Abstract

This study examines the dynamic causal links and volatility spillovers of inflation, output growth and their uncertainties in four South Asian countries, namely, Pakistan, India, Bangladesh and Sri Lanka by utilizing asymmetric GARCH family models. Our empirical evidence supports a number of important conclusions. There is an overwhelming support for Friedman-Ball hypothesis of positive inflation-uncertainty trade-off for all countries excluding India and Sri Lanka. The Cukierman-Meltzer’s idea that inflation uncertainty generates inflation, hold for Bangladesh and Sri Lanka only and the Holland’s hypothesis of negative influence of inflation uncertainty on level inflation is supported by India only. The positive influence of output uncertainty on inflation (Devereux (1989) hypothesis) is supported by all countries excluding Bangladesh while nominal uncertainty (real uncertainty) has negative (positive) effect on output growth in Pakistan (Bangladesh). Output growth is reducing real uncertainty in all countries excluding Sri Lanka and nominal uncertainty in Pakistan only. There is significant negative relationship between inflation and output growth for Pakistan only while real uncertainty is positively (negatively) related with nominal uncertainty in India (Bangladesh).
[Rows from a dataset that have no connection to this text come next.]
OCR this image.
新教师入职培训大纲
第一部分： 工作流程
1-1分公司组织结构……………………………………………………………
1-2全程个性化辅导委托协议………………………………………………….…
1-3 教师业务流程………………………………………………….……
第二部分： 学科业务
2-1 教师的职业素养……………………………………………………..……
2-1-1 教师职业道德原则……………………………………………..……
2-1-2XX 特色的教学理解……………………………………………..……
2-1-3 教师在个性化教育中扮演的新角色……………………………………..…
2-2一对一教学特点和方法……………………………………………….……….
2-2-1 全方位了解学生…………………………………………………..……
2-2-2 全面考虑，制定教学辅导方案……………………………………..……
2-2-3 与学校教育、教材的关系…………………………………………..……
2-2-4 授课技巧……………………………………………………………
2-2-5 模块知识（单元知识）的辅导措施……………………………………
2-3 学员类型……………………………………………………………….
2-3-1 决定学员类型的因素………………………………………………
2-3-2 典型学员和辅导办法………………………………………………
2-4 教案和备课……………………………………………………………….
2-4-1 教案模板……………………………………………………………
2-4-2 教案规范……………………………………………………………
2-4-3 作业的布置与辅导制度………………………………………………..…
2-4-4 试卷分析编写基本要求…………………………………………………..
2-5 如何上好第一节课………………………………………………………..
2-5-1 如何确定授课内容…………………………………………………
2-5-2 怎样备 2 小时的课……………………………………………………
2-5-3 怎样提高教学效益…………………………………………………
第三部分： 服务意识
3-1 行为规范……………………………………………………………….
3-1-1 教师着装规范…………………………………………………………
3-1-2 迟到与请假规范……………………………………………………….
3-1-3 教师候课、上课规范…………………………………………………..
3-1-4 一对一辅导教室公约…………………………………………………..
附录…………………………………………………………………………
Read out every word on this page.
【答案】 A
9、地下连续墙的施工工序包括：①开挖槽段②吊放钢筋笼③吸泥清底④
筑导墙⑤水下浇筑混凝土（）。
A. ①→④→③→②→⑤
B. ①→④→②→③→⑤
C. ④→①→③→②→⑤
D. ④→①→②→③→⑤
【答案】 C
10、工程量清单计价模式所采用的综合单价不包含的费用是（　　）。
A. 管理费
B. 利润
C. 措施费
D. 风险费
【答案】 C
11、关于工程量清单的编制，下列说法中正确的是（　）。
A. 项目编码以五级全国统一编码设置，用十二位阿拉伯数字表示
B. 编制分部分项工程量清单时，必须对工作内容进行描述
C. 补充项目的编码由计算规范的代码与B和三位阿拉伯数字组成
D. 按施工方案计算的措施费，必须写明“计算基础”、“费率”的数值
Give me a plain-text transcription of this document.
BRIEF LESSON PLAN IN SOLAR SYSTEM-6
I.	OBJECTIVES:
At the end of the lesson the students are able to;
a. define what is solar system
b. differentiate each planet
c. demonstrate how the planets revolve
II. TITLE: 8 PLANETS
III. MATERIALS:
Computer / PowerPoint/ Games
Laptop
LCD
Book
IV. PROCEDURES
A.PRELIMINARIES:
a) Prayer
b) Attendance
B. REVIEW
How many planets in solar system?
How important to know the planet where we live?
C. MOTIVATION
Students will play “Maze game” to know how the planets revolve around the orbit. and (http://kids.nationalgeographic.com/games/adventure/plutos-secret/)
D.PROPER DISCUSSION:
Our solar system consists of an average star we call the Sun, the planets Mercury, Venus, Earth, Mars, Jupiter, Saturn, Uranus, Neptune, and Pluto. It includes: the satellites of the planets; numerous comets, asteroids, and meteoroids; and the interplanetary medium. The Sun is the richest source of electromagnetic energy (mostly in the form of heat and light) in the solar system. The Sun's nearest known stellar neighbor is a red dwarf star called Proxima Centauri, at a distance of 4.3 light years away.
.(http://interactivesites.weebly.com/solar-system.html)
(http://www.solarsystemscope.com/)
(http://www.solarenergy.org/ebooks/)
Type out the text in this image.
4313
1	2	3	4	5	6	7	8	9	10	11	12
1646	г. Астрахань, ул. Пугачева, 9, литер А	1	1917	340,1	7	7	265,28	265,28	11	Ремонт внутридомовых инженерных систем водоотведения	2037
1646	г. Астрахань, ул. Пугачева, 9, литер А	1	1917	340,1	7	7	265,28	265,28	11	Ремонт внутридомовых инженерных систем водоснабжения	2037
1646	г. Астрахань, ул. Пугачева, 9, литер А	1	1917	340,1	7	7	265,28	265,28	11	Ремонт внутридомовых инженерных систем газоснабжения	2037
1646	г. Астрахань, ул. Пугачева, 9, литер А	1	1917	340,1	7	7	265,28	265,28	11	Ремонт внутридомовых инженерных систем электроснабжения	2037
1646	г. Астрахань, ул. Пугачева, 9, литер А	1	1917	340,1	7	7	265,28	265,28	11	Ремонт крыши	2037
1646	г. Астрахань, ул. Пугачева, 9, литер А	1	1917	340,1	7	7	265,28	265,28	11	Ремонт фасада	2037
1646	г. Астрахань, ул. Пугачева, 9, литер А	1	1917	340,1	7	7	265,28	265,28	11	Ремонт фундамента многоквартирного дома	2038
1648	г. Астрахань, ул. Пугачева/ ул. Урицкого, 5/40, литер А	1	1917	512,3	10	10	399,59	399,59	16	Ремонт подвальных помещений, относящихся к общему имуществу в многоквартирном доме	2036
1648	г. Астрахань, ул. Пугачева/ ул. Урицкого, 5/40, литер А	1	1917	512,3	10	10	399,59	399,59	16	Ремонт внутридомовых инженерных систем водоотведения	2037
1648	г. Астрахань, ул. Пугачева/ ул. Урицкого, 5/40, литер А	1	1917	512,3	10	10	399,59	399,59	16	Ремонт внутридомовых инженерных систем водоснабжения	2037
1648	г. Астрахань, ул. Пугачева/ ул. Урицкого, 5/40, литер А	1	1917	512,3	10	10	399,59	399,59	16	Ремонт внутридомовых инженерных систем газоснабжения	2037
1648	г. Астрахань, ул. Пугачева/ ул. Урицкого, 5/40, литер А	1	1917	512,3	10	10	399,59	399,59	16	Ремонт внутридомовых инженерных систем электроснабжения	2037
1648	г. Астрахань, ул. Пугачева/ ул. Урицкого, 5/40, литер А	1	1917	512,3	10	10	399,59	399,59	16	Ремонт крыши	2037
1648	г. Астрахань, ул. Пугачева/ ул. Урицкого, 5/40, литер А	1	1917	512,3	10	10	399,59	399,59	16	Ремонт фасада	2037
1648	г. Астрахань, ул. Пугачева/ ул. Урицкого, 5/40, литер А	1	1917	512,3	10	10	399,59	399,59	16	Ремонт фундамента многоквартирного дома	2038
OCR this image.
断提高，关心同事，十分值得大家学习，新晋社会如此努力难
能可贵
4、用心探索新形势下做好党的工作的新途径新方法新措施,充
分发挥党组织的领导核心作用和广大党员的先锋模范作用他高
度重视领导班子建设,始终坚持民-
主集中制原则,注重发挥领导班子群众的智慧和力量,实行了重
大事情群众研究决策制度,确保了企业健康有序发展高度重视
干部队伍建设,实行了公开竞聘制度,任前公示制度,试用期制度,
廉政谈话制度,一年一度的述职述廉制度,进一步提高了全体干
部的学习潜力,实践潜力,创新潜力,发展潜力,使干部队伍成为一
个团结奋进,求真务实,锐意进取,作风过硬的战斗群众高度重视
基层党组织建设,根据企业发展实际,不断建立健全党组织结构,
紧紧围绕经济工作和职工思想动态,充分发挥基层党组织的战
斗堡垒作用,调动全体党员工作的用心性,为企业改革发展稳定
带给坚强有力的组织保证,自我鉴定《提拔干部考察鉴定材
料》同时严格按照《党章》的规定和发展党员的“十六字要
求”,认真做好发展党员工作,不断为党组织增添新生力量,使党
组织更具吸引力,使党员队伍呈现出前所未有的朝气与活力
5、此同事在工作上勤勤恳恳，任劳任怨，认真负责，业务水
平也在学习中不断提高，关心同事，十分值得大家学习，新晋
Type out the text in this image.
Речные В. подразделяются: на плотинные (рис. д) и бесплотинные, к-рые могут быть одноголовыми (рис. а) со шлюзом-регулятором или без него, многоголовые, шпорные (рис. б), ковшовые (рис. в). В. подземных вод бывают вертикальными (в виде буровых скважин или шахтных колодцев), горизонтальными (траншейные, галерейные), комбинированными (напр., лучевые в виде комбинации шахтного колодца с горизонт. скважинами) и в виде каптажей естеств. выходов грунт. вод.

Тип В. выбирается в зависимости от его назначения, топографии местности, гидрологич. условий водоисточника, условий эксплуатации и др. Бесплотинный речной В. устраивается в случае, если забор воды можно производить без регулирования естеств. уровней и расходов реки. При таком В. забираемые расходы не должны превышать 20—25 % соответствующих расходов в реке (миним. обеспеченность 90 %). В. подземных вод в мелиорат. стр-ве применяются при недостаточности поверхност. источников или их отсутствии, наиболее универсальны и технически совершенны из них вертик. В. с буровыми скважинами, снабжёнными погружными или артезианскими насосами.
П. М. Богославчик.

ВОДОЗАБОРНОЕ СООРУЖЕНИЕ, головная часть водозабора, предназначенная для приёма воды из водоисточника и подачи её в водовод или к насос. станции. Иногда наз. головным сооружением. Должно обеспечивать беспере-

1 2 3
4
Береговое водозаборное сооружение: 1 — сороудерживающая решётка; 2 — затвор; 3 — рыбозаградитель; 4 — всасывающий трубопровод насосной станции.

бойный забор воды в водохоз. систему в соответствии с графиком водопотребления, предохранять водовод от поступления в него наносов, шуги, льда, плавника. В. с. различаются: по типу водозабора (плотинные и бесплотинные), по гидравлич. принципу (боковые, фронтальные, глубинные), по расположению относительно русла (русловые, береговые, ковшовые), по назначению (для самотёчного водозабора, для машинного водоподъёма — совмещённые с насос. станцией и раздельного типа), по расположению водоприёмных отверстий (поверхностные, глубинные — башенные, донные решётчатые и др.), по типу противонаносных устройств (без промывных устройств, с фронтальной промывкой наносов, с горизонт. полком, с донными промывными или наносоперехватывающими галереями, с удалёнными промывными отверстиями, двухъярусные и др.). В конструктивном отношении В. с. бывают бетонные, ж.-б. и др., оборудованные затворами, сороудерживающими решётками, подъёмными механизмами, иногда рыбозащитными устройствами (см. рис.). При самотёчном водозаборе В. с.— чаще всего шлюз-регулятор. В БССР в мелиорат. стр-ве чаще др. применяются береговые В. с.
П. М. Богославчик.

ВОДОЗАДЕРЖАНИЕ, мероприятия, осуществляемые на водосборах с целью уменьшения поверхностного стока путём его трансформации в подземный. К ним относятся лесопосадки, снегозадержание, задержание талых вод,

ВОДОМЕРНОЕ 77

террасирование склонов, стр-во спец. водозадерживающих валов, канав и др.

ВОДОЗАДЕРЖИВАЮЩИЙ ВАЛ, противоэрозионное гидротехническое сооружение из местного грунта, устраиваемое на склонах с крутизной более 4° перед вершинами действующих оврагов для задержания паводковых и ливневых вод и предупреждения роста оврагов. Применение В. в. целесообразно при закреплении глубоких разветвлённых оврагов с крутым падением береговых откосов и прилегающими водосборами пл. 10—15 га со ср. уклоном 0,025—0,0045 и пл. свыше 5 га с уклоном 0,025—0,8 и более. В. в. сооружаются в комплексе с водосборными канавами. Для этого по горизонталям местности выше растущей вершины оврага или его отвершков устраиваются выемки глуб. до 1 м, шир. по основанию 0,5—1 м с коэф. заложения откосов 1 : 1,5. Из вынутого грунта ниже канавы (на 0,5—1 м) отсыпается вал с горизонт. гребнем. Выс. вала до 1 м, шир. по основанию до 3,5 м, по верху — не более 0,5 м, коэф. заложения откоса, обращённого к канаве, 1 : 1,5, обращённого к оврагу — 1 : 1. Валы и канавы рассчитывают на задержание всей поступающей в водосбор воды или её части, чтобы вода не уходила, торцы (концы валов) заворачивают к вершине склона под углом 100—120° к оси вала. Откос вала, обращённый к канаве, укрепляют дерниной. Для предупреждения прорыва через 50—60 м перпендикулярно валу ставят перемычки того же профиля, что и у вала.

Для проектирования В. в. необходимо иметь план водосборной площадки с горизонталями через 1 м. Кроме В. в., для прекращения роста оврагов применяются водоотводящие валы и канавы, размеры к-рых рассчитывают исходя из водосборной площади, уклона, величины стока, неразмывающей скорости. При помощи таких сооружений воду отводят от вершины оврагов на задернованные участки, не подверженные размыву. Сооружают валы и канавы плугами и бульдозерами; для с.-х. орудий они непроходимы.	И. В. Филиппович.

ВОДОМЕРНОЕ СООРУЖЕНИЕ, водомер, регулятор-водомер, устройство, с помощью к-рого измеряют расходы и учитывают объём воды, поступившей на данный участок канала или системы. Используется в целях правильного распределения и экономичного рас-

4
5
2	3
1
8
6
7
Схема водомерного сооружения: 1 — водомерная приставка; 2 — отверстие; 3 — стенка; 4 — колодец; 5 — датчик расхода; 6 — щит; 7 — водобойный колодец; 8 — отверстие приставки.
The estimated results are almost robust with the simultaneous estimation procedure for testing the main hypotheses. In general, there is asymmetric effect and persistence of the GARCH parameters for all countries. The study suggests that the concerned central banks should pay more attention to the effects of macroeconomic uncertainty and should focus their monetary policy strategy on stabilizing both output growth and inflation.